Last August, terrorist bombings at the US embassies in Kenya and Tanzania murdered 224 people. It seemed instantly clear that the mastermind behind the attacks was Osama bin Laden — a multimillionaire Islamic fanatic who preaches that it is "the duty of Muslims to confront, fight, and kill" Americans and their allies. On that occasion, prominent Islamic voices in the United States did speak out. But their chief message was not one of horrified sympathy for the victims and their families or of shame that anyone calling himself a Muslim could perpetrate such an atrocity.
No — what Muslim leaders were eager to communicate was a warning to the media not to speculate about a possible Islamic connection to the slaughter. A release issued by the Council on American Islamic Relations was typical: "American Muslims ask journalists to exercise restraint in reporting on embassy bombings," ran the headline.
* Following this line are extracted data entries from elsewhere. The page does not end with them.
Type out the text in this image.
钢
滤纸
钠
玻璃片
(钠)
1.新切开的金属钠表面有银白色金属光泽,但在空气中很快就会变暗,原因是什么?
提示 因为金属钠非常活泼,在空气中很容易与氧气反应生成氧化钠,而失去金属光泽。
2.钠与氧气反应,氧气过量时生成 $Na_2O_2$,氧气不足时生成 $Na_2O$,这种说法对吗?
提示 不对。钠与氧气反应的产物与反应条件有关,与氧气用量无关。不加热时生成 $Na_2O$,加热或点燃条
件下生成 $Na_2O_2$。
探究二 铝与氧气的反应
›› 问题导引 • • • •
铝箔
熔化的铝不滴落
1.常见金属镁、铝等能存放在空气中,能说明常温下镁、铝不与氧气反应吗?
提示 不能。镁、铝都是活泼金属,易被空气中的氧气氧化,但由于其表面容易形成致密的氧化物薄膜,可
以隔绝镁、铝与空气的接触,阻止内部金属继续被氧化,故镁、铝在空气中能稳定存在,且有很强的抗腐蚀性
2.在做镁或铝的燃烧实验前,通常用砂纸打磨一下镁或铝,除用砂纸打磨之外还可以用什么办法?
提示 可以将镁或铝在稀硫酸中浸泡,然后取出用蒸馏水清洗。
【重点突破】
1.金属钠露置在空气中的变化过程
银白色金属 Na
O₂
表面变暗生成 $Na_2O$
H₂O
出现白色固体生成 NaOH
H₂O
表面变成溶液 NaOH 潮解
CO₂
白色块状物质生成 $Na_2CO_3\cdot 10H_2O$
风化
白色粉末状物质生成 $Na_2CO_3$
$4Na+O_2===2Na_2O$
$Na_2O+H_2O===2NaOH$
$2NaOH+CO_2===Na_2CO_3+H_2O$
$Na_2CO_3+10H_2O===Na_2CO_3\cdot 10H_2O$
To this day America's major Islamic groups have not ostracized bin Laden — or even labeled him a terrorist.
The Council on American Islamic Relations and organizations like it — the American Muslim Council, the Muslim Public Affairs Council, the Arab-American Anti-Discrimination Committee — routinely issue "action alerts" to protest unflattering references to Muslims and Arabs in the news and entertainment media. Sometimes these protests go to farcical extremes. Earlier this spring, the ADC went after the Associated Press for using the word "terrorists" to describe Hezbollah, a Muslim militia that routinely fires missiles at Israeli homes. About Hezbollah's "Islamic" policy of targeting civilians, the ADC is silent.
Muslim Americans hate being stereotyped as supporters of violence and jihad. Yet they keep quiet when violence and jihad are waged by evildoers professing Islam. In Sudan, Arab raiders capture non-Muslim black Africans, then sell them to slaveholders who force them to convert. In New York, Muslim extremists have bombed the World Trade Center and opened fire on tourists in the Empire State Building. But wait for American Muslim organizations to cry out against the perpetrators of such enormities and you are likely to wait in vain.
If US Muslims demanded the release of Iran's 13 innocent Jews, Teheran would pay attention. But Muslims in America have their priorities. Justice for the victims of Islam is apparently not among them.
Jeff Jacoby is a columnist for The Boston Globe.